“The Long Road,” by Jane McGraw-Teubner, pastel, 8 x 10 in. Private collection
“I really think it is the best medium for plein air,” she says. “It’s much faster on location than oil painting. You don’t have to mix the colors — it’s immediate.” McGraw-Teubner says she can work so quickly on-site that she has time to do a 6″ x 8″ color study before embarking on a larger, more finished plein air piece. “I may do more than one study, depending on how successful I feel the composition and color choices will be,” says the artist. “If you just jump in and paint right away, and don’t see the problem, you can waste a lot of time having to backtrack. The small study also becomes a guide so you don’t chase the light.”
“Cold Spring Harbor Green,” by Jane McGraw-Teubner, pastel, 8 x 10 in. Collection the artist
“Breakthrough,” by Jane McGraw-Teubner, pastel, 9 x 12 in. Collection the artist
If you’re not mixing colors, then you’re carrying a lot of colors, right?

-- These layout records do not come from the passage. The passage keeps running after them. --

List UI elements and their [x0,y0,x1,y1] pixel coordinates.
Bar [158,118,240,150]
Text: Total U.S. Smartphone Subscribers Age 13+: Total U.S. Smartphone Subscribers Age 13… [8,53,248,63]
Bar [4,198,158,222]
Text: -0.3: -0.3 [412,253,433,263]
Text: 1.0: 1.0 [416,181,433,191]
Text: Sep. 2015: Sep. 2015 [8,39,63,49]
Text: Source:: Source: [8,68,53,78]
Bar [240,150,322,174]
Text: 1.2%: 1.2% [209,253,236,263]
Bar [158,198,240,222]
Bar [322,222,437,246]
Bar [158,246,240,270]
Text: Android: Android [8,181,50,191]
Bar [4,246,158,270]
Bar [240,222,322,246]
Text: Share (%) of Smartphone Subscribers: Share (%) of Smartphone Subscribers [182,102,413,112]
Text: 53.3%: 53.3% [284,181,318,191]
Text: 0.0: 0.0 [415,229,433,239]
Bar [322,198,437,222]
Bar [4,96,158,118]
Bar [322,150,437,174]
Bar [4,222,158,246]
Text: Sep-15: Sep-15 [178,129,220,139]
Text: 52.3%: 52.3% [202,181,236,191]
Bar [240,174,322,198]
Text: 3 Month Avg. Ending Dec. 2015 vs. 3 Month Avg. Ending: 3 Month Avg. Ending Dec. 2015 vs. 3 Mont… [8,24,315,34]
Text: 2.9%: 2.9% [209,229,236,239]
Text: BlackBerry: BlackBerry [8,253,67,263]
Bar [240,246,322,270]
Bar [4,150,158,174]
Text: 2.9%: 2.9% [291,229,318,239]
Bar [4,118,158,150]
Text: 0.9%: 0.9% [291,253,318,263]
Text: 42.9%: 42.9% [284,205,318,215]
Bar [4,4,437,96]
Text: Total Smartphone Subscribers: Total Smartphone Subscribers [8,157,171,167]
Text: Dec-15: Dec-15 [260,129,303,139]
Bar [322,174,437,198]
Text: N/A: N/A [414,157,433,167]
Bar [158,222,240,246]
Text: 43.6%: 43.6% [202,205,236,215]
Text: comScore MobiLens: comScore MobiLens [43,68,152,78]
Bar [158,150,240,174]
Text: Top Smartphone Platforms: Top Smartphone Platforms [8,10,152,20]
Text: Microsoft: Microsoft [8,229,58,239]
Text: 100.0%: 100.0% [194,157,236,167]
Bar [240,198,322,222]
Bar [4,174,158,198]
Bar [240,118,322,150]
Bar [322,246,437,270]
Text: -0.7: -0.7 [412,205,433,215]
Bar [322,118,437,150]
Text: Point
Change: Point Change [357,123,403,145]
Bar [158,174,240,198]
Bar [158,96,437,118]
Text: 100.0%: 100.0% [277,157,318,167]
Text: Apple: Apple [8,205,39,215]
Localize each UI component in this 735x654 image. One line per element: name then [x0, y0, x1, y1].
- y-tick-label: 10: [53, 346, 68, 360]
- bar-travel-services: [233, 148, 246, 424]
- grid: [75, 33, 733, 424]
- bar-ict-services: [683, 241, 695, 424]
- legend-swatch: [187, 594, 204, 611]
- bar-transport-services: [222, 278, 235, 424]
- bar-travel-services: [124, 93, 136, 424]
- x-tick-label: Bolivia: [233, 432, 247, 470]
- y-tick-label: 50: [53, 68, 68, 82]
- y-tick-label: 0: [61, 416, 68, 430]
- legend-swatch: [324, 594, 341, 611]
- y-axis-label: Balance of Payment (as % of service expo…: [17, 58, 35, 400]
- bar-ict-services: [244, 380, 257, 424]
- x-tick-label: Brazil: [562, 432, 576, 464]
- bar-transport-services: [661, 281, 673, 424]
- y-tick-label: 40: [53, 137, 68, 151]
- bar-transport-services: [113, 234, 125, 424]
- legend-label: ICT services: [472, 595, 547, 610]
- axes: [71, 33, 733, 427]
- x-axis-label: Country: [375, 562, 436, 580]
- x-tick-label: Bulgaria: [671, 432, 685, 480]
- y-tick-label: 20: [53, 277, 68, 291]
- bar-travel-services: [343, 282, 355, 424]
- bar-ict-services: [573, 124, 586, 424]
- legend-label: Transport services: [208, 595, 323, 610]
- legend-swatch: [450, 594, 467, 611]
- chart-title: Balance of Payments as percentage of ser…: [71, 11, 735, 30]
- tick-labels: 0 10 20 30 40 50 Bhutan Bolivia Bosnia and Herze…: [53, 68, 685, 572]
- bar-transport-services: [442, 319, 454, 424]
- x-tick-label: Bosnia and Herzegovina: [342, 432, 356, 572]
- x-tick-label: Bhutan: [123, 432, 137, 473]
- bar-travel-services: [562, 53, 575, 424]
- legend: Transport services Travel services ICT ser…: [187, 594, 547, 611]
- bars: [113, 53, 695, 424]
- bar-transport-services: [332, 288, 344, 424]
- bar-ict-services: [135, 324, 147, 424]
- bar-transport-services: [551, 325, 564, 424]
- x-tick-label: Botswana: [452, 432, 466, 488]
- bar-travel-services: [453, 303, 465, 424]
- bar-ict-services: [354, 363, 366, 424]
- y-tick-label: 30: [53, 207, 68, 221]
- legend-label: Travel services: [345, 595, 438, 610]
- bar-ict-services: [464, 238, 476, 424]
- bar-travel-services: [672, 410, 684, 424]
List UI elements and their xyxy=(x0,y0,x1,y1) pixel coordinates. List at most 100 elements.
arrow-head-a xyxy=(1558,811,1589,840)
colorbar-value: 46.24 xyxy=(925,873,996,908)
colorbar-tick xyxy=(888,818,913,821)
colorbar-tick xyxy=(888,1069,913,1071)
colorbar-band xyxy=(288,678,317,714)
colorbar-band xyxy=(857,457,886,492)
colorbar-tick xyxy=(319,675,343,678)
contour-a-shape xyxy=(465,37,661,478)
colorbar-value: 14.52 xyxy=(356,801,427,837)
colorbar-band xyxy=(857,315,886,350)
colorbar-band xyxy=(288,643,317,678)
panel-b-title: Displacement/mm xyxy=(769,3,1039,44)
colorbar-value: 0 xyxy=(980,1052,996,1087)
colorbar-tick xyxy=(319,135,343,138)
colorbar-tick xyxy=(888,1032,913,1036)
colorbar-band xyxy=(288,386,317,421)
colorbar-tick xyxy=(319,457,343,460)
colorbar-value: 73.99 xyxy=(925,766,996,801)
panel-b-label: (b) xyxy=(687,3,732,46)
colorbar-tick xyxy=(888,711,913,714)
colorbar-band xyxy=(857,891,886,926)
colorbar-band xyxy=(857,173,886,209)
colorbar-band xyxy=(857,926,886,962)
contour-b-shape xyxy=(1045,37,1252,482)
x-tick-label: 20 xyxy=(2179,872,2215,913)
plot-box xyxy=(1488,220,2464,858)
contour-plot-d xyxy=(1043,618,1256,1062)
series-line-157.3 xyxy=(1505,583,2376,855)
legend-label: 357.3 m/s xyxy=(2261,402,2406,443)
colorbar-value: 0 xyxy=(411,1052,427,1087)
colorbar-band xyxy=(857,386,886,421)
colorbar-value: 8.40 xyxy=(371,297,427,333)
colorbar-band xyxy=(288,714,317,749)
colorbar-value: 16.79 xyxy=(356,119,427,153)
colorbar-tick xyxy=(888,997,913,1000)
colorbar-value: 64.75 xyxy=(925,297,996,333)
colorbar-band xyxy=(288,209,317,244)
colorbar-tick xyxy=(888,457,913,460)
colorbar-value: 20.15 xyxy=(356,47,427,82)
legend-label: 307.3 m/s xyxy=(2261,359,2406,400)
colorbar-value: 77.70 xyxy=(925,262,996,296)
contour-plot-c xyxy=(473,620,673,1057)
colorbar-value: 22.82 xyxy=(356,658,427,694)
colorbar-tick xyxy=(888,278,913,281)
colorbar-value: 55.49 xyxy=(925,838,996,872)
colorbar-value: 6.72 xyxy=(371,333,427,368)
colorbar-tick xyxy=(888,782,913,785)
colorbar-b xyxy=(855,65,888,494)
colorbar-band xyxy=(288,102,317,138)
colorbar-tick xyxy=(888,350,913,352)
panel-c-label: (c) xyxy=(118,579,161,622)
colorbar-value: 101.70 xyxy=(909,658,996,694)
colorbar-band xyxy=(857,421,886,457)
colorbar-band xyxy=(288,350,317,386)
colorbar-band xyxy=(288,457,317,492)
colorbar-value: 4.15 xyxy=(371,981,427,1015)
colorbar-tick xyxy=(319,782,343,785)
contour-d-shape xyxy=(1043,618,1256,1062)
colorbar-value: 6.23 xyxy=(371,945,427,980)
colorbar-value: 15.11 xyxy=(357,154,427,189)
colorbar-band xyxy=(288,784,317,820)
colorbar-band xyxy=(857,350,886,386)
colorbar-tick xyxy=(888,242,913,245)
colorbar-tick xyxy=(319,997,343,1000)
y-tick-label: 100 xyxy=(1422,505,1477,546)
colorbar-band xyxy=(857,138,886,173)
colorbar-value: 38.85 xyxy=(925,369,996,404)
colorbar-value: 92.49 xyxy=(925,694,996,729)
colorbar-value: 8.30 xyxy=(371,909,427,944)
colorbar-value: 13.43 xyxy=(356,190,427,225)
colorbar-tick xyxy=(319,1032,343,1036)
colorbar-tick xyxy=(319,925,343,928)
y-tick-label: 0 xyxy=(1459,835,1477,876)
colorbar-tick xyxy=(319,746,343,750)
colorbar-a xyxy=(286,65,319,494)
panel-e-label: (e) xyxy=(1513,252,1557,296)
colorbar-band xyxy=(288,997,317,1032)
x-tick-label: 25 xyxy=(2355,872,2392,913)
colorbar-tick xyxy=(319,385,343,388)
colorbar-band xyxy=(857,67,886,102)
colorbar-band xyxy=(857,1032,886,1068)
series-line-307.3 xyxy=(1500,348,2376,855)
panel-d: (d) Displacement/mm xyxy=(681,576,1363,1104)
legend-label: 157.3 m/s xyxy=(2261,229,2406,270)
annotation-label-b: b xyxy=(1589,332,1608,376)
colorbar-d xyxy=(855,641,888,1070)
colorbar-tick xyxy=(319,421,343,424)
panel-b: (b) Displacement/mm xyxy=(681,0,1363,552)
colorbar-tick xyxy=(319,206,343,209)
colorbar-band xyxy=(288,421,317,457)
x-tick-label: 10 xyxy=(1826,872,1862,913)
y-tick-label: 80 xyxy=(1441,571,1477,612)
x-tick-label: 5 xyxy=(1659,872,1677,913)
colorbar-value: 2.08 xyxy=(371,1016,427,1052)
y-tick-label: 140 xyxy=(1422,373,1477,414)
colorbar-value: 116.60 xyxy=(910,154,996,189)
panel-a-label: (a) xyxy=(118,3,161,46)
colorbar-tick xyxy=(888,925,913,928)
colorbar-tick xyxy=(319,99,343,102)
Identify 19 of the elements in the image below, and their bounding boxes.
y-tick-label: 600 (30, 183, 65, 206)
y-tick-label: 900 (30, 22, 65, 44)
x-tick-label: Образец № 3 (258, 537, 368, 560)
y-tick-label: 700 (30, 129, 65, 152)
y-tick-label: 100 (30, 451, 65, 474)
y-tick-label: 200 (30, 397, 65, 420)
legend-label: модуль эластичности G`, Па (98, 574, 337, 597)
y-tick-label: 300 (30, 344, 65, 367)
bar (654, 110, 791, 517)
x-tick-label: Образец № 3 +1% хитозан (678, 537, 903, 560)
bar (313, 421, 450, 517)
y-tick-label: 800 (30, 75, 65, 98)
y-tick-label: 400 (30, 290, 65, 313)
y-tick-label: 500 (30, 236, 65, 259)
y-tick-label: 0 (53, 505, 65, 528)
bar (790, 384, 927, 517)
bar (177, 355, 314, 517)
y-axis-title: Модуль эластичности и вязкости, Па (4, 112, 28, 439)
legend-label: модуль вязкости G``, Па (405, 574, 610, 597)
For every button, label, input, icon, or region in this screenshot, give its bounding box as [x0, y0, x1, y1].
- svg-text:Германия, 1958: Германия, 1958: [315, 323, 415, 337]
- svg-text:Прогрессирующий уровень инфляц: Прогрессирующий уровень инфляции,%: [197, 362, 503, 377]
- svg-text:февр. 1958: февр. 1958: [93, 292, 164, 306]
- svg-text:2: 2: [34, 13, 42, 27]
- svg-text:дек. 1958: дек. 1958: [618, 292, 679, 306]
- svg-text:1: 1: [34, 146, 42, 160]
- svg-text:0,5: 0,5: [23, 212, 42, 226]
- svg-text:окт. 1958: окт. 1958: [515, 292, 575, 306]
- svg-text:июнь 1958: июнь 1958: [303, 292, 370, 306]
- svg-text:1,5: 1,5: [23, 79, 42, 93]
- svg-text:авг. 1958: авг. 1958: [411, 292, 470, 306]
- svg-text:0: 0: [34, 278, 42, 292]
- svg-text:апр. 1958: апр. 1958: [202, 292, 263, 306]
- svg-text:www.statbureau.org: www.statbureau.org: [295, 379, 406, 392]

McGraw-Teubner says it’s not an issue. She does have a few setups from which she chooses based on the situation — one box holds about 400 sticks, while another that holds about 250 is better for plein air painting that requires a hike.
“Cold Spring Harbor Morning,” by Jane McGraw-Teubner, pastel, 9 x 12 in. Private collection
The pastelist says she will add a few colors to her box for the trip out to Monterey, California, and the Plein Air Convention & Expo. “The ocean on the East Coast has more green — I’ll add more browns and blues for Monterey,” says McGraw-Teubner. “The water there has turquoise in it.” She’s familiar with the color palette of that part of California because she ran in the Big Sur Marathon in 2008, a race that goes from Big Sur to Carmel. She’s well equipped to do a lot of running around at the busy convention, it seems.